For a while, as an experiment, I made 8oz. of juice a day. I calculated it to be about $1.75 a drink, or $12.25 a week. With the way I feel from my juice first thing in the morning, it's well worth it for me! If you have the space, consider growing some simple vegetables to supplement your juice as well. Juicing is a great way to manage bumper crops.

Can I use the juice pulp?
Juice pulp is amazing for composting. If you don't compost, consider juicing some vegetables and saving the pulp to add to things like zucchini bread, lasagna, soups or spaghetti sauces. It's a great way to sneak in some extra veggies. Here are some recipe ideas.

Or, if you want your juice to be a little more filling sometimes, you can always add some of the pulp back in. Just keep in mind, adding pulp back in does not offer quite as much benefit for your digestive system, so I wouldn't recommend this all the time.

Can I store juice?
Perhaps one of the only real downsides of juicing is that you should not bother trying to store it. Some juicers, like the Champion and other masticating-style juicers, claim that juice can be stored in the fridge in an air-tight container for up to 24 hours. But to be safe, for the most benefit and retention of nutrients that are effected by oxidation, it's recommended that you drink your juice immediately.

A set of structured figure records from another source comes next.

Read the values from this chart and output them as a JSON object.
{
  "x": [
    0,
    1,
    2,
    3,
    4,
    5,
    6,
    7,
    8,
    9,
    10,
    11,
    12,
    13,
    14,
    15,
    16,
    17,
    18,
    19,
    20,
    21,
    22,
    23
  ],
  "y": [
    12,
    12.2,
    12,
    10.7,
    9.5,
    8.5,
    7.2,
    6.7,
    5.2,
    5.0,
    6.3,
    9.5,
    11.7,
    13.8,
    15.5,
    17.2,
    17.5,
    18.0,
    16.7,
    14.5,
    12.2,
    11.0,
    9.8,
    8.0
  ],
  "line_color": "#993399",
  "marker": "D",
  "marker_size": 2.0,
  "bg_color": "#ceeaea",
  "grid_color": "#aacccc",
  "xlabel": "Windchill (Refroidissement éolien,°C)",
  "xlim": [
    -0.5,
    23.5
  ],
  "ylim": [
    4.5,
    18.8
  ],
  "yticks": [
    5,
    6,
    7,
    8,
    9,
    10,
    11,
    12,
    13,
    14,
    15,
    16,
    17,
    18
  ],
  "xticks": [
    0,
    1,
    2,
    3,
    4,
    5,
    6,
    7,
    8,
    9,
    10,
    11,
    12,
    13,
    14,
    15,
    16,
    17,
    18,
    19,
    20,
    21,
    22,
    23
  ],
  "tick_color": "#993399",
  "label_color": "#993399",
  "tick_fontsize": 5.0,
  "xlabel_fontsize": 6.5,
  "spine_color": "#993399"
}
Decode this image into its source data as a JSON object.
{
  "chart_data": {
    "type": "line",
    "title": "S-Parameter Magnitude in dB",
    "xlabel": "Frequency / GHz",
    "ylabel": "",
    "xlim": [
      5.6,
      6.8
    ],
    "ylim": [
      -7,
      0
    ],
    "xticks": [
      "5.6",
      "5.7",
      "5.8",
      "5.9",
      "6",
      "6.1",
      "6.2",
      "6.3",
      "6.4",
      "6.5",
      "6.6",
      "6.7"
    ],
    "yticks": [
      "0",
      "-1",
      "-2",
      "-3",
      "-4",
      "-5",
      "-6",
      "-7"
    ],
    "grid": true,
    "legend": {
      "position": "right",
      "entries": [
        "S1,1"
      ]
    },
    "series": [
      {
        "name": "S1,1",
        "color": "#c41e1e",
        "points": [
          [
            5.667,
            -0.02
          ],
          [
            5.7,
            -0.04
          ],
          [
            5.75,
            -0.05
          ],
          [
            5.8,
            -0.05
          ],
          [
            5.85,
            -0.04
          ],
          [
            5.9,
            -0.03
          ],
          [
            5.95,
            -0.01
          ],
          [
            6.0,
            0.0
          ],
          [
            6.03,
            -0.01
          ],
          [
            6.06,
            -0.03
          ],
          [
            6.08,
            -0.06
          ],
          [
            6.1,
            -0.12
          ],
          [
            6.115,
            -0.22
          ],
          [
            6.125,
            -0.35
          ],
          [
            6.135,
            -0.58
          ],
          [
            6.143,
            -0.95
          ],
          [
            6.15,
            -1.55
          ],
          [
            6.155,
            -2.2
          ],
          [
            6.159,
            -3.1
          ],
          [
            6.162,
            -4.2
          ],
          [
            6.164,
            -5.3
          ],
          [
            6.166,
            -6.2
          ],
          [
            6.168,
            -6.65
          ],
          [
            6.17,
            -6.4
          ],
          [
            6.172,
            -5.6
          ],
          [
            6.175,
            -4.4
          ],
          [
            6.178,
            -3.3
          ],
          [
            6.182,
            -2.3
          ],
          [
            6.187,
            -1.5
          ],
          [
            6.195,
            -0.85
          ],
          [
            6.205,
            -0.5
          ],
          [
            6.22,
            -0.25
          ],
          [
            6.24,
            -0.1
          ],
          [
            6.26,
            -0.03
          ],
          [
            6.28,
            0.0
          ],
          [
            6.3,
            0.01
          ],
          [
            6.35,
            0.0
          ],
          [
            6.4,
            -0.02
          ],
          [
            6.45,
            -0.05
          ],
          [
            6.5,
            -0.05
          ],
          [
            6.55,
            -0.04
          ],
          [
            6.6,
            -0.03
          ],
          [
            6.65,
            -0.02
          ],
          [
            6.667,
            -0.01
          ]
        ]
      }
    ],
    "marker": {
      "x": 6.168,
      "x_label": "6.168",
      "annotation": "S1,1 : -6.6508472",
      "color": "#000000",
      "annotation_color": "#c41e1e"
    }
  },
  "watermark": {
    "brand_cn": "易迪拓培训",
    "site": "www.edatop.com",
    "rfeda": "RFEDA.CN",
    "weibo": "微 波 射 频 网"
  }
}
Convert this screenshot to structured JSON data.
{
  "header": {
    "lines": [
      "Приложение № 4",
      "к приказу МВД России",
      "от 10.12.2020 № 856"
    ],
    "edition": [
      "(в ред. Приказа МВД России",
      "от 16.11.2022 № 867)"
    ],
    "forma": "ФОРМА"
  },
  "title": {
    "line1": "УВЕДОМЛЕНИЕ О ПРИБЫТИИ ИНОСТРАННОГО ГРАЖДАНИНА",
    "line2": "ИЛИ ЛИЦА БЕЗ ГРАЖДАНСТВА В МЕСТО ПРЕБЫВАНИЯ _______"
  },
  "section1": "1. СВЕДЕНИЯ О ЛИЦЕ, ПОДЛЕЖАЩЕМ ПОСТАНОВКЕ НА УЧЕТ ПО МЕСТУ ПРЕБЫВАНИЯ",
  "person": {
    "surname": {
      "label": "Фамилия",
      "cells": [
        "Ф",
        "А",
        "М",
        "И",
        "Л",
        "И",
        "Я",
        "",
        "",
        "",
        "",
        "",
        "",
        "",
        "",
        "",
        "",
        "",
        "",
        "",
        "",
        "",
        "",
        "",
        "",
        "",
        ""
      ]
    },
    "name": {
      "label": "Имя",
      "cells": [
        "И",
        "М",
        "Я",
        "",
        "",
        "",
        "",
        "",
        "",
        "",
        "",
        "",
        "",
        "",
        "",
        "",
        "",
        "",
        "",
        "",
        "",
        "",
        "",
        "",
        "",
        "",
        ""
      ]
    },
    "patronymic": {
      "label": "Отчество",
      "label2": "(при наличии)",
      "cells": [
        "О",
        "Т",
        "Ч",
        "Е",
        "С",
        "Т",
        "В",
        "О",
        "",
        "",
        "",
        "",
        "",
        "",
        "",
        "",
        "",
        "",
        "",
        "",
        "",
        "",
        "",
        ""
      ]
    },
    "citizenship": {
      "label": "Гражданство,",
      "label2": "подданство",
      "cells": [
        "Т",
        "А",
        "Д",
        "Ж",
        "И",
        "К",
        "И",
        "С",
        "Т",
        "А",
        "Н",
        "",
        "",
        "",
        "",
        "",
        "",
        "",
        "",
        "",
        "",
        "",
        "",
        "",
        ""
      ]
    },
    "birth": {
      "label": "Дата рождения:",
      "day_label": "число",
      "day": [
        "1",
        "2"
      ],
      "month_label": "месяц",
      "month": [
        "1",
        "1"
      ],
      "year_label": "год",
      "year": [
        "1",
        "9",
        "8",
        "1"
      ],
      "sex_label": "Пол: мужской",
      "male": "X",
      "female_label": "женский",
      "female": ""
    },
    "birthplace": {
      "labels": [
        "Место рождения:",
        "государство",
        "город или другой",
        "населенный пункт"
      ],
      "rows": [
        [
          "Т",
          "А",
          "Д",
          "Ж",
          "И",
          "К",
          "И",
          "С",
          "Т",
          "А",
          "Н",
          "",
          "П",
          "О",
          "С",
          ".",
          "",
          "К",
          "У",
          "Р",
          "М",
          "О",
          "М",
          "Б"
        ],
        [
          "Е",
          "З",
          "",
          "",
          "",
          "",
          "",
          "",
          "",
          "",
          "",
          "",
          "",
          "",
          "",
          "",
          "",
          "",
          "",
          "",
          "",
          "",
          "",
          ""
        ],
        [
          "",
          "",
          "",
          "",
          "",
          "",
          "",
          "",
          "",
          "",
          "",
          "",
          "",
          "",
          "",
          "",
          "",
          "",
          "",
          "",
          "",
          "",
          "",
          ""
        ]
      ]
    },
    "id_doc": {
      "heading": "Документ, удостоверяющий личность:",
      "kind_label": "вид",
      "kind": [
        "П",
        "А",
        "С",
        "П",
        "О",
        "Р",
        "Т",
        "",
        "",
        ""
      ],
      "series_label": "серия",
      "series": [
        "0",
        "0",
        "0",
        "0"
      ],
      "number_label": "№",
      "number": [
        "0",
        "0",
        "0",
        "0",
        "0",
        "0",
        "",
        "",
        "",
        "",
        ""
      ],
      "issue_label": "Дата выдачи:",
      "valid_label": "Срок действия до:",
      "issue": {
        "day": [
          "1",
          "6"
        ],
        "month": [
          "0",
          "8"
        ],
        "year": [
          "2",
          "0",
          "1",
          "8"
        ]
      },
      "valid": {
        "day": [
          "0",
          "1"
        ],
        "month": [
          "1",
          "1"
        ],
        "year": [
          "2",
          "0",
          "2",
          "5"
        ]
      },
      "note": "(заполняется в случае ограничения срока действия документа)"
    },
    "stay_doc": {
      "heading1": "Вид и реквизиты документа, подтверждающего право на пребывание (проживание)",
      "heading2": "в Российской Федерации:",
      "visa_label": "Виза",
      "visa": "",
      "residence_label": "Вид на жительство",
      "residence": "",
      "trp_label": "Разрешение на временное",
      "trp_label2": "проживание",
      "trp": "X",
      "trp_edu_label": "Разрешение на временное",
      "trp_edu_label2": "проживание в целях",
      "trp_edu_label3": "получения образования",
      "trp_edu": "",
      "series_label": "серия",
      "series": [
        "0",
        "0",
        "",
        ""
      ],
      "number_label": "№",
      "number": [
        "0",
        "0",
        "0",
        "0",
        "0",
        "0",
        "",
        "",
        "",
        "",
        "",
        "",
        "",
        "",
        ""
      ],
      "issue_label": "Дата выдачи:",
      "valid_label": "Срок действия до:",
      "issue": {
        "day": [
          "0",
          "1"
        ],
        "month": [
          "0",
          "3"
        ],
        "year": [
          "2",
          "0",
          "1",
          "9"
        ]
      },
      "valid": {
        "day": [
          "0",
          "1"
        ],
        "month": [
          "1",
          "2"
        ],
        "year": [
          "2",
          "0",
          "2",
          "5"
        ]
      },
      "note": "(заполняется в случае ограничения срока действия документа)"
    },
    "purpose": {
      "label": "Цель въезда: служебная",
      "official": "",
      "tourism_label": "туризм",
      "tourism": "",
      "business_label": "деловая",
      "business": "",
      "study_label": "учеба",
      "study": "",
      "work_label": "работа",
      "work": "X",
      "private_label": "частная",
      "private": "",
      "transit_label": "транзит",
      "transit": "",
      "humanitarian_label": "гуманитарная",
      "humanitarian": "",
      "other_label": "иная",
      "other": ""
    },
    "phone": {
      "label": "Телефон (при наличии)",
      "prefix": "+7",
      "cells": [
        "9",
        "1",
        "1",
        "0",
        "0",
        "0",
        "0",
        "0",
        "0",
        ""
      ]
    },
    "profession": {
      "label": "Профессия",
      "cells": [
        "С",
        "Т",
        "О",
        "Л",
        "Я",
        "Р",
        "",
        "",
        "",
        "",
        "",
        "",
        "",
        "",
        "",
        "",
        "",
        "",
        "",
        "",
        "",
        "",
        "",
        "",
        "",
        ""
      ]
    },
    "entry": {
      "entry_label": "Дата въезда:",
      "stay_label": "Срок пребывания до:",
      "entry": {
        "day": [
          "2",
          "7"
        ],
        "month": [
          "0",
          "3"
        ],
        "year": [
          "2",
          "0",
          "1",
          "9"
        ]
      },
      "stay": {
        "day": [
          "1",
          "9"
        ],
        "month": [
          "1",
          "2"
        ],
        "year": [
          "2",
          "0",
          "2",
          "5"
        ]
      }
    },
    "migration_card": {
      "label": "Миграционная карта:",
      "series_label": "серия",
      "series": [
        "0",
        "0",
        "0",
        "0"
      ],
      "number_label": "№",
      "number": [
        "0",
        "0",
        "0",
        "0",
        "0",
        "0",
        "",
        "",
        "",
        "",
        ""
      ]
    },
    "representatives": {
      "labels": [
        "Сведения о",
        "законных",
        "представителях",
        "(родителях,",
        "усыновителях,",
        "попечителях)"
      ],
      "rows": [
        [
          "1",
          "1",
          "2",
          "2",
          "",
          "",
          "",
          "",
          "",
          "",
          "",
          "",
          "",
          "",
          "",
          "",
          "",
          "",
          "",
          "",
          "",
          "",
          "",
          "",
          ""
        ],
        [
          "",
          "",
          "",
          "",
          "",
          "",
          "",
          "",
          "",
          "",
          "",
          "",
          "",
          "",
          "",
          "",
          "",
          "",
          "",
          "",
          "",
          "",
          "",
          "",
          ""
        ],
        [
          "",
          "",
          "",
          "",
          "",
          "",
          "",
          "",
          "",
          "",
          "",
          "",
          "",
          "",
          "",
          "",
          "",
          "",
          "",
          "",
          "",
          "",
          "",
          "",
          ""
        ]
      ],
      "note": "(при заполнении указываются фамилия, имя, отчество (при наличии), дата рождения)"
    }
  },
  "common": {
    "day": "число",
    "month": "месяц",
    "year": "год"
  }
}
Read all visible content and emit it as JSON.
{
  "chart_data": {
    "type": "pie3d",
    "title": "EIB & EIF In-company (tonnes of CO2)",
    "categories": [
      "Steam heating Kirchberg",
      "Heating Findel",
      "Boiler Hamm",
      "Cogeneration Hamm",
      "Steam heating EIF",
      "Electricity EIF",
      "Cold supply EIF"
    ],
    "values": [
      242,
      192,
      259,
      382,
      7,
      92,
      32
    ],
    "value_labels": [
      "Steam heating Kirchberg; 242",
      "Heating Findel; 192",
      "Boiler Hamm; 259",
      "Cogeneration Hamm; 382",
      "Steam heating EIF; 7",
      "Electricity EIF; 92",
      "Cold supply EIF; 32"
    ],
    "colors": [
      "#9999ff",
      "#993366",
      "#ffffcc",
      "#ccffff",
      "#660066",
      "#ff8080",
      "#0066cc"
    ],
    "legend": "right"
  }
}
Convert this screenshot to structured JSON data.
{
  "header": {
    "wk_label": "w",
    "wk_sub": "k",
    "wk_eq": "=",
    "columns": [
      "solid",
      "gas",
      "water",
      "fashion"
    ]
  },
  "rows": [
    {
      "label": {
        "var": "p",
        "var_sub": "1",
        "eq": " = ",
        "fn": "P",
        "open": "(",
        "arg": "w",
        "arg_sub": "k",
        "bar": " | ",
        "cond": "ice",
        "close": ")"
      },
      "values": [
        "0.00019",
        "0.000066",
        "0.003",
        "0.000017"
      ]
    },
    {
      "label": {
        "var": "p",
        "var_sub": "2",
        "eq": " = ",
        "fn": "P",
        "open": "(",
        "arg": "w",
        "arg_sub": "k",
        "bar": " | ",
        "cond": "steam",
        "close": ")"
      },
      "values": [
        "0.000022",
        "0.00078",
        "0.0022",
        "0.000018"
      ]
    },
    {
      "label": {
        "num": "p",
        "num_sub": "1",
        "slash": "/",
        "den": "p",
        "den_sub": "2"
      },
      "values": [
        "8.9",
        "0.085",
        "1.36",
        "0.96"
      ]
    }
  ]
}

How much time does it take to juice?
Once you get a little routine, it's a quick process, in my opinion. All of my vegetables are ready to go in the fridge, so from start to finish, juicing only takes me 15 minutes in the morning. I drink my juice while I'm cleaning up and I have it all down to a science. 

Juicing can really be a great way to supplement your diet or jump-start your health if you're in a rut or having trouble incorporating vegetables into your daily routine. Consider the many benefits and maybe give it a try!